百年文庫45「地」ヴェルガ キロガ 武田泰淳
「羊飼イエーリ」ヴェルガ 河島英昭 訳
羊飼イエーリは孤独な少年時代を過ごしましたが、自分の力で生き抜き純朴な若者に成長しました。
彼には、幼い頃に共に過ごした友達がいました。一人は隣人の娘マーラ。もう一人は別荘生活をしていたドン・アルフォンソです。
彼はずっと好きだったマーラと結婚しますが、ドン・アルフォンソに寝取られてしまいます。
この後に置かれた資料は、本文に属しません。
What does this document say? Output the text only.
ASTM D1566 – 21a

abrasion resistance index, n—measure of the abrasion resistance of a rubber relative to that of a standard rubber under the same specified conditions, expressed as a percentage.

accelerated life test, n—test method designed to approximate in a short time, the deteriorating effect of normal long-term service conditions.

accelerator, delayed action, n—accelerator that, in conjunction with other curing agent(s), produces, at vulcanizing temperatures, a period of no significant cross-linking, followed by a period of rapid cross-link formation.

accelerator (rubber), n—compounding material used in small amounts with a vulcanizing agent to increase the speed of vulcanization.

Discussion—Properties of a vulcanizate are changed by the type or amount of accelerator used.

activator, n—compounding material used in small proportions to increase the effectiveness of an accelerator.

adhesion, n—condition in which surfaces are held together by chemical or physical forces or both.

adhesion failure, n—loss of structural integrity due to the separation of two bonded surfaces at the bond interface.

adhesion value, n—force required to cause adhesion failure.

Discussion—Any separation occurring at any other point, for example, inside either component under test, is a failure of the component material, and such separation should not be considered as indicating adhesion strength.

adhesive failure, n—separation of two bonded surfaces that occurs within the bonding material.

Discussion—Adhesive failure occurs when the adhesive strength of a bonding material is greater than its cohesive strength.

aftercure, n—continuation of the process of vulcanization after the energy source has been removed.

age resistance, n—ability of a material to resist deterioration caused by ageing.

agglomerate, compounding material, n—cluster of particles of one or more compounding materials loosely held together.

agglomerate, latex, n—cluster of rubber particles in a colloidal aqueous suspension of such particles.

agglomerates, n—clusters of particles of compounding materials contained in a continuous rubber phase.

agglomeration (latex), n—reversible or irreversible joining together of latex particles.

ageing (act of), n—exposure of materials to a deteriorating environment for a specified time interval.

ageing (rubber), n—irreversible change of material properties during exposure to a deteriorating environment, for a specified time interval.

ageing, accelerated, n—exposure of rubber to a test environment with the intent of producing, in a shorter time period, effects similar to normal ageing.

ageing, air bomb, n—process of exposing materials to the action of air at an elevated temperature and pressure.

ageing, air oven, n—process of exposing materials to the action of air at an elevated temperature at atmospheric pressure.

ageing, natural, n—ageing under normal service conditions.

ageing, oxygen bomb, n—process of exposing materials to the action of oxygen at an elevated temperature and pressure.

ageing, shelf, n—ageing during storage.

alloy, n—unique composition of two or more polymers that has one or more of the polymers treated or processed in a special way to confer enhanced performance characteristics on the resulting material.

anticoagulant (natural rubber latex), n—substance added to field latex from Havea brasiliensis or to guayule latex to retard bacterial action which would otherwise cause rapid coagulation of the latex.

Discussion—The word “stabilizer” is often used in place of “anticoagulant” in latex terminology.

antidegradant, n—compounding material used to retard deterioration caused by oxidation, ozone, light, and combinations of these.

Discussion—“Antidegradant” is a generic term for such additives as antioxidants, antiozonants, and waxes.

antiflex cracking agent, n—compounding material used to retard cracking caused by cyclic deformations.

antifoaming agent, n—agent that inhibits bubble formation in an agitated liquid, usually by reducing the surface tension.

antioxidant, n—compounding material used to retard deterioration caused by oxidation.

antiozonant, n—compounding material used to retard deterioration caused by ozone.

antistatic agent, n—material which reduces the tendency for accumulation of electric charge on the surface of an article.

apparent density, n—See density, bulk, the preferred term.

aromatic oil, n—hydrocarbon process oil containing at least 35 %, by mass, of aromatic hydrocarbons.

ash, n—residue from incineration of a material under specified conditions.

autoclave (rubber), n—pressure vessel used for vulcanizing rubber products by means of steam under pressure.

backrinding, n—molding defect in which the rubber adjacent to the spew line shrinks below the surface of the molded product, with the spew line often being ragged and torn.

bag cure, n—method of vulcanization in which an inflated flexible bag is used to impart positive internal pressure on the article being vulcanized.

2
過酷な現実を辛抱強く生き抜いてきたイエーリなのに、そのラストシーンはあまりにも悲しいものでした。
「流されて」キロガ 田中志保子 訳
アメリカハブに噛まれた男が、タクル-パクでの治療を求めてパラナ川をカヌーで下る話です。
足はパンパンに腫れ、激痛が走りのどの渇きが続きましたが、やがてそれらはやわらいでいきました。
気分が良くなり毒は抜け始めたと思いました。
しかし、男は急に体が冷たくなったのに気づきます。
カヌーが流されていくときの男の意識が克明に描かれた作品です。
「動物」武田泰淳
動物園の子熊に指を噛まれた男の子の父親、南木氏。その動物園の創始者М氏の飼い犬に跳びつかれて怪我をした女の子の父親、西川氏。
南木氏は正人君子型西洋史学者でM氏に対して巧みに親密に接しました。西川氏は正直一点張り動物学者で怒りを爆発させました。
ある夜、大きくなった子熊が檻を破って脱出しました。折も折、四歳と一歳の二匹連れの熊が小学生を襲いました。
南木氏も山狩りに参加しましたが、屈強な猟師までが瀕死の重傷を負ってしまい、南木氏は憂鬱のとりこになってしまいます。
最後の南木の言葉がこの物語の全てを語っています。